Mattermost’s formation was different than most open-source companies. Can you share how Mattermost began? — 0:17
Ian describes Mattermost starting as a video game in YC S12, and a remote company, which used as a messaging platform to communicate everyday.
Platform got bought out by larger company, and became unreliable. Company tried to leave the platform, but they wouldn’t let Mattermost export data, and after Mattermost stopped paying subscription, they pay-walled Mattermost from their own data.
Realized as a video game company, with messaging in games, they could build a messaging tool.
Started using it internally, decided to open-source it in 2015, and it took off. People loved it.
It was growing so fast that they pivoted company from video games to working on that tool, and rolled out first commercial product in 2016 as an open core company, and received initial funding.
How did you decide on open core? — 2:04
Ian walks through different models of OSS monetization, including services, hosting, and open core.
Speaks about the popularity of the open core model and its tendency to build big businesses, which led to Mattermost’s decision to use that model.
Tell me about your go-to-market strategy as an open-core company. — 2:50
“As an open core company, our superpower is in appealing to developers. We often see developer-to-business go-to-markets.”
Ian speaks about how developers discover Mattermost, escalates service to IT and SysAdmins, who make purchase decisions, but only after product has proven its value.
How does open core impact your ability to build a community? — 5:07
Ian discusses pros and cons of different business models. Explores the hypothesis of open core negativity, and what attracts contributors to the open-core project -- especially around the ability for contributors to make a large-scale impact.
How does open core help you differentiate in the marketplace? — 6:46
Ian discusses the importance of Slack being acquired. This completed the first chapter of communications, and the second chapter will be even higher impact.
1.25 billion information workers are mostly working remote and looking for different ways to collaborate.
The opportunity for information is larger than ever. About re-imagining how pieces come together, including messaging.
Sees open core as advantage for 3 reasons. (1) Openness, which enables greater influence. (2) Modern architecture, fundamental to idea of trust in messaging. Open core provides range of options. (3) Developer-centricity. Developers are early adopters of the new technology that comes every generation.
Ian sees themselves as the last pure play.
Can you share use cases and examples of where companies would use Mattermost over Microsoft Teams or Slack? — 10:02
Ian focuses on use cases for software builders and operators, and the ability to bring usability and innovation to those worlds.

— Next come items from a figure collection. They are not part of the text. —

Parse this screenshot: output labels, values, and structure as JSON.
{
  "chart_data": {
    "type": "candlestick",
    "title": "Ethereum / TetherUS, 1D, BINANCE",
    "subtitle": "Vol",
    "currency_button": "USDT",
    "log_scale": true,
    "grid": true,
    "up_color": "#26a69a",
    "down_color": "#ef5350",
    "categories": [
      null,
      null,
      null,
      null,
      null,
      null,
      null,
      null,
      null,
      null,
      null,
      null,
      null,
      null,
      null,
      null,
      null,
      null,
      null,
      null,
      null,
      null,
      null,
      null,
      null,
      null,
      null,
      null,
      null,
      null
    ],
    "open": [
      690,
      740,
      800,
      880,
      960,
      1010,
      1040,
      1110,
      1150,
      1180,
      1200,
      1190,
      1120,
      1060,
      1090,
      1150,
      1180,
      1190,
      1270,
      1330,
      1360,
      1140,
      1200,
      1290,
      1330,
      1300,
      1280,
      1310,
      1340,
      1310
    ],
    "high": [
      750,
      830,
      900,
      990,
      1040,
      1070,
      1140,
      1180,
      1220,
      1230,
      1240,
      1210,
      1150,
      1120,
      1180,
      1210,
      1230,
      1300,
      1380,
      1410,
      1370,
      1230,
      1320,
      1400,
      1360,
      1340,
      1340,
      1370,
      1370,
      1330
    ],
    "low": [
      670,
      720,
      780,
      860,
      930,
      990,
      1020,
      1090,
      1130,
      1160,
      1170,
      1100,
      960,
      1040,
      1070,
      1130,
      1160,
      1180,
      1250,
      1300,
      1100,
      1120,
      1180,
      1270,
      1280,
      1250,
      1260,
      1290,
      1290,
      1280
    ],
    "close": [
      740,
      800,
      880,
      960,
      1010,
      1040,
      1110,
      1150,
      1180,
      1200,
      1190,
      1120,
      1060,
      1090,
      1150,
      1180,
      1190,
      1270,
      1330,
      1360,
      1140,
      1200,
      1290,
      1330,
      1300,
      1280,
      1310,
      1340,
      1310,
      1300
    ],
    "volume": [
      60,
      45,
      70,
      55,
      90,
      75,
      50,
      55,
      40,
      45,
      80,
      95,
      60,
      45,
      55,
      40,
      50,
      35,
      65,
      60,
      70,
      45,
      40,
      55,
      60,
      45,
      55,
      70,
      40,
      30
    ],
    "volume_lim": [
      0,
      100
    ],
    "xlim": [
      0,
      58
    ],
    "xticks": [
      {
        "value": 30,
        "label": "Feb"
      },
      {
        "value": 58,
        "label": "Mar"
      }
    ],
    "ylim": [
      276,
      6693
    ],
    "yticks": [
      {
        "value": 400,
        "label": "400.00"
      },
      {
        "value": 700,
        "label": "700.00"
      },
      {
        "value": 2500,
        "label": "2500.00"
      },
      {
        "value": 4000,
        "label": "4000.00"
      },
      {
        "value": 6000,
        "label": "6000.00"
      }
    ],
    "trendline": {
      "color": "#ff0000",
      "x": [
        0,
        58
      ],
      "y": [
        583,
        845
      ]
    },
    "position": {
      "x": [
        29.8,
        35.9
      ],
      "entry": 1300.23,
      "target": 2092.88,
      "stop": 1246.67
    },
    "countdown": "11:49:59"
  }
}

“Mattermost is hub of your people, your tools, and your most mission-critical systems in one place. That is one of the most popular use cases that we see.”
What are some do’s and dont’s of open core? — 11:22
Ian speaks about criticisms of open core when it isn’t done correctly — importance of being buyer-based, and elaborates on the buyer-based concept.
“Each option has a separate persona, a separate target audience, a separate buyer. Even the free one has a buyer who uses their time to go and use the open source. Buyer-based open core means you’re not trying to monetize the free user. The developer is the free user, you never want to monetize that. … The paid features are in a separate skin that’s not for them. … Being clear on the value prop for each of these different personas is very powerful.”
“The don’t is, don’t try to get 1% of your developer audience to monetize, because it’s unnatural and people don’t realize that.”
Do: Buyer-based open-core.
Don’t: Try to monetize 1% of your developer audience.
What advice would you give B2B companies in harnessing the value of the open-core approach? — 13:30
Ian speaks first about the importance of attending Open Core Summit and learning there.
Next, Ian highlights speaking about learning from open core founders and business models.
Speaks about the fear and anxiety around open source, and the importance of every enterprise (especially B2B) having an open-source thought leader. “If they don’t do that quickly, the market is going to pass them.” Relevant to keeping developers and talent and staying ahead of the curve.